Драматургия Островского не рисовала непосредственно жизнь крепостной деревни, но она возводила устремления простого человека к счастью, духовной независимости и осмысленному бытию в ранг общечеловеческих проявлений, совершенствующих людей, их социальные и нравственные отношения. Рождение в сознании простого «нехитрого» человека способности к самостоятельному мышлению, к критике готовых, рутинных решений важнейших жизненных проблем и к выработке своего, нового к ним отношения представлялось демократам 60-х гг. событием, отражающим суть современной общественной ситуации и способным составить основу драмы в новом роде. При этом для них было особенно важно, чтобы эмоциональный строй драмы утверждал, «узаконивал» протест, укреплял веру в его творческие основы, а не выражал ощущение трагической бесперспективности освободительной инициативы. Именно эти черты — эмоциональное утверждение творческого, созидательного начала свободолюбия и глубокую авторскую симпатию к стихийно стремящемуся к воле и правдивой жизни простому человеку — заметили и высоко оценили критики демократического лагеря в «Грозе» Островского. Добролюбов усмотрел в этой драме веяние новой эпохи, поэтизацию проснувшихся и ищущих творческого применения сил народа, возвеличение смелого риска, мужественного разрыва со всеми формами привычной лжи.
Он отмечал, что, сделав основой своей народной трагедии «Гроза» столкновение двух основанных на традициях национальной культуры, но взаимно враждебных жизненных принципов, представленных человеческими характерами, — традиционализма и творческого отношения к каждой ситуации, к каждому повседневному явлению, — Островский создал совершенно новый тип драматического действия, не поддающегося анализу в категориях, заимствованных «из разных ученых книг, начиная с Аристотеля и кончая Фишером».[456]
М. Е. Салтыков-Щедрин критиковал «Горькую судьбину» Писемского, формулируя требования новой эстетики. Содержанием драмы, утверждал Щедрин, может быть только борьба, и по преимуществу борьба «между естественными потребностями, склонностями людей и силой угнетения». «Сила естественная и с точки зрения драматурга разумная, но вследствие разных причин попранная и <…> непризнанная, представляется в борьбе с силою искусственною и неразумною, но, вследствие тех же причин, торжествующею и установившеюся — вот единственный материал, из которого может возникнуть действительное драматическое положение», — утверждает он, а далее дает примерный «ход драмы», очевидно сложившийся в его сознании не без воздействия опыта драматургии Островского и поэтому, естественно, во многом сходный с развитием действия в «Грозе»: «Отовсюду окруженное враждебностью и препятствиями, всякое требование такого рода на первых порах невольным образом облекает себя известною таинственностью и, прежде чем придет к мысли о необходимости открытой борьбы с враждебными силами, внутри самого себя испытывает известную борьбу. Эта внутренняя тайная борьба, предшествующая борьбе явной, отнюдь не может быть названа продуктом человеческого малодушия или слабости — это просто законная потребность человеческого духа, в силу которой человек прежде всего ищет ориентироваться и уяснить свое положение. Затем уже следует переход борьбы из тайной в явную, затем развязка…».[457]

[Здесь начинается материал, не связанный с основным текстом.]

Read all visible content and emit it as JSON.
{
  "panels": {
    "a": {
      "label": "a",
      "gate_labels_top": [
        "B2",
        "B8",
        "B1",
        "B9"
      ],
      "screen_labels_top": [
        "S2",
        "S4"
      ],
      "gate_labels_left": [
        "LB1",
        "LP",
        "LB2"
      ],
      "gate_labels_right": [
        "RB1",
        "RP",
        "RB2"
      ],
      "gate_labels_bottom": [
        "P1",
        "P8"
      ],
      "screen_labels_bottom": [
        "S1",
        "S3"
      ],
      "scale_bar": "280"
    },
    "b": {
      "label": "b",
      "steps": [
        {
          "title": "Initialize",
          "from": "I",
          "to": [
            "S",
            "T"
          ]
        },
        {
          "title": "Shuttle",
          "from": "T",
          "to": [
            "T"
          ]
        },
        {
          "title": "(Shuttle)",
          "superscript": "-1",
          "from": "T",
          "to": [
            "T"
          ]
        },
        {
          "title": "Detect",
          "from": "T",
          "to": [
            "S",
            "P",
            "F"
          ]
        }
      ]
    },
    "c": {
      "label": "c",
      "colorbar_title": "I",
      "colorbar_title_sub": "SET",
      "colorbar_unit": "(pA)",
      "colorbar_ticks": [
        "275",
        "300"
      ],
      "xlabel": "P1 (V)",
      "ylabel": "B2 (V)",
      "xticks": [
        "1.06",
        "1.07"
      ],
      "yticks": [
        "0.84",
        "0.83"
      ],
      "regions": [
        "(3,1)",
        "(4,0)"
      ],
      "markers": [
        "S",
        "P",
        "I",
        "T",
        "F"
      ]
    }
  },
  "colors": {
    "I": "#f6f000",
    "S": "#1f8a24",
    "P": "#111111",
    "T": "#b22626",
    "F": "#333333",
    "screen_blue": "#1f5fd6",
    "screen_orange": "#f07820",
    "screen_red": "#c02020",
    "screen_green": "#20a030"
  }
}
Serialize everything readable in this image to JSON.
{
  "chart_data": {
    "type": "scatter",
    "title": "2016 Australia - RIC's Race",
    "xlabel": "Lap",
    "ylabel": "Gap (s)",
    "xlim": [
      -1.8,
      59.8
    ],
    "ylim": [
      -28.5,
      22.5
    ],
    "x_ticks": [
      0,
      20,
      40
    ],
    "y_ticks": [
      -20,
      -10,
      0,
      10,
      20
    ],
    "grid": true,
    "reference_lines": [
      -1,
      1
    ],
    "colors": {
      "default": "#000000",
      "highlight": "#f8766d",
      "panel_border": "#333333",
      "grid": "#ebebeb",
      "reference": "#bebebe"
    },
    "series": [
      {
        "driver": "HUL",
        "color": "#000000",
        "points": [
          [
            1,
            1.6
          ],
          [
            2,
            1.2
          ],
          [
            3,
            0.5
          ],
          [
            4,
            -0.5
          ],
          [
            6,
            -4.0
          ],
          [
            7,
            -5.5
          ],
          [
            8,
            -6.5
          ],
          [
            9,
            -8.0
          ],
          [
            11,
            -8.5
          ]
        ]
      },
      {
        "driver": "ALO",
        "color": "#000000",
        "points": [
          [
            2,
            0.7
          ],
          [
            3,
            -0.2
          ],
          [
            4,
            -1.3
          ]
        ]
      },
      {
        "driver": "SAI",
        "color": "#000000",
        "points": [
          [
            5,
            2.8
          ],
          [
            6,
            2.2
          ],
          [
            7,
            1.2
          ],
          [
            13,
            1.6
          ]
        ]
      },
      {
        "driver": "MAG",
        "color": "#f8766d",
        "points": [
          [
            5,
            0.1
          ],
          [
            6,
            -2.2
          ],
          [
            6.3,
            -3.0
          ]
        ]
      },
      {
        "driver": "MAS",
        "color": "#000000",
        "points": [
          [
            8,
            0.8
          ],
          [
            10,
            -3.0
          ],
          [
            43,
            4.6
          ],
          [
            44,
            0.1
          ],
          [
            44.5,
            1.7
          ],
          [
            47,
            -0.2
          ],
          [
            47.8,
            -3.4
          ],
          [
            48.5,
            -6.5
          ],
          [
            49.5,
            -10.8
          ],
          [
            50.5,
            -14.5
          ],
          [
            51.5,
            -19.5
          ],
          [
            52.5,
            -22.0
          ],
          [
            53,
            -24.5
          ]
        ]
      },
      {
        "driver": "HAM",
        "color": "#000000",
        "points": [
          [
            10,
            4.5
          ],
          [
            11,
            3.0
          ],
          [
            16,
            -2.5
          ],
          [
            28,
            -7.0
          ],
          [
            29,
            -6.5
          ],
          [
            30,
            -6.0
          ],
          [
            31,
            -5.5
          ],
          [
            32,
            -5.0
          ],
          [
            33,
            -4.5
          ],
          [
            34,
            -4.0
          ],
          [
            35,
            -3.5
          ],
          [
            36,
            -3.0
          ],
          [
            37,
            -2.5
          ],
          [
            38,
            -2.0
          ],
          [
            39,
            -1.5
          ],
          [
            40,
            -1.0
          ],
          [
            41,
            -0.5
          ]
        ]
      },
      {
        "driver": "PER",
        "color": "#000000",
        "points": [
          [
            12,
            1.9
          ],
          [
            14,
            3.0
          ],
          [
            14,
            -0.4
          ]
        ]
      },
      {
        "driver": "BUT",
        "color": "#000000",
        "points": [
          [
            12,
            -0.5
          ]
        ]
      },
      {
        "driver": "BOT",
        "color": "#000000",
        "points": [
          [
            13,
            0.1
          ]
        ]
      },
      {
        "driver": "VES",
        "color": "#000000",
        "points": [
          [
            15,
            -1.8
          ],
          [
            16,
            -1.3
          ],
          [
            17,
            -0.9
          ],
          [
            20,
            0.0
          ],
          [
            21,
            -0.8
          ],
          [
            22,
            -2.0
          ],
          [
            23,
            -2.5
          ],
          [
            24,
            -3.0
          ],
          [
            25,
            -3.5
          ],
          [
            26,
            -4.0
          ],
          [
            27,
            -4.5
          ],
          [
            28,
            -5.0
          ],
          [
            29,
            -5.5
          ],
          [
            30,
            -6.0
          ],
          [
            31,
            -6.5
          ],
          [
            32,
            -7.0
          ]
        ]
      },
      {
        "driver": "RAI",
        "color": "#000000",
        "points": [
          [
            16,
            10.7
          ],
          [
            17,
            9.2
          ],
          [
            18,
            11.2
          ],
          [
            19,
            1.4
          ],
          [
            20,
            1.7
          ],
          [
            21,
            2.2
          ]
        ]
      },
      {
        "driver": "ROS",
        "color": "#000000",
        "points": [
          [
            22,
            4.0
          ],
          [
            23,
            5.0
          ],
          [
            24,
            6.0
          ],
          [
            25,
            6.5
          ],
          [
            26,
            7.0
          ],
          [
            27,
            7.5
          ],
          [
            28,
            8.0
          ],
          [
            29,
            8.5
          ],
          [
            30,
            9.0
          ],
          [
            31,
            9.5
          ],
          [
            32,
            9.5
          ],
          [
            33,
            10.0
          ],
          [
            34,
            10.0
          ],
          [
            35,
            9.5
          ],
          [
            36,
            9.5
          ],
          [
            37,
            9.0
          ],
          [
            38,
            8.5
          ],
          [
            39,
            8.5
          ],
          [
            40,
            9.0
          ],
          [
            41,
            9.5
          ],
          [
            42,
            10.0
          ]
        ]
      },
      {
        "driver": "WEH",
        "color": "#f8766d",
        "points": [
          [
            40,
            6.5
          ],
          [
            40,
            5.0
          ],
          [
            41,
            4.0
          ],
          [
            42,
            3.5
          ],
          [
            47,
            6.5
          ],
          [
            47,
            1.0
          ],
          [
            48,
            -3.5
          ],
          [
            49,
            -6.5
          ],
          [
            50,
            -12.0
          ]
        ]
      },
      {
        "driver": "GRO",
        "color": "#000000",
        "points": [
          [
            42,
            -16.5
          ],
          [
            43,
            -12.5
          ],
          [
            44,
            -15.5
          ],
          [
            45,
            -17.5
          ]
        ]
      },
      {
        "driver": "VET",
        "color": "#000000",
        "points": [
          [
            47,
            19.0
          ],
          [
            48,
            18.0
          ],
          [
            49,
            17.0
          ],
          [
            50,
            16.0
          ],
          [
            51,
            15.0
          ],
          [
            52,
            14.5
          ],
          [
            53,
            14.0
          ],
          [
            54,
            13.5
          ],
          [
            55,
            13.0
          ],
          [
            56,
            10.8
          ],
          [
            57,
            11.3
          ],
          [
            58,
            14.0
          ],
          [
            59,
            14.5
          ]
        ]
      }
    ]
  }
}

В драме «Горькая судьбина» Салтыков не находил изображения процесса духовного освобождения личности, пробуждения ее к самостоятельному мышлению. Не удовлетворило его и отношение автора к проблемам, поставленным в драме. Ни один из героев не представляет вполне естественные и непризнанные стремления, каждый из них в чем-то глубоко неправ, каждый, отстаивая новое в каком-то аспекте отношений, сложившихся между ними, наряду с этим в чем-то оказывается «консерватором», опирающимся на традицию в ущерб интересам другого (Чеглов и Лизавета — на обычаи крепостнических отношений, Ананий — на авторитет церковного брака), к тому же развязка пьесы строилась на обычной в произведениях о народе ситуации покаяния и смирения перед моралью отцов и дедов.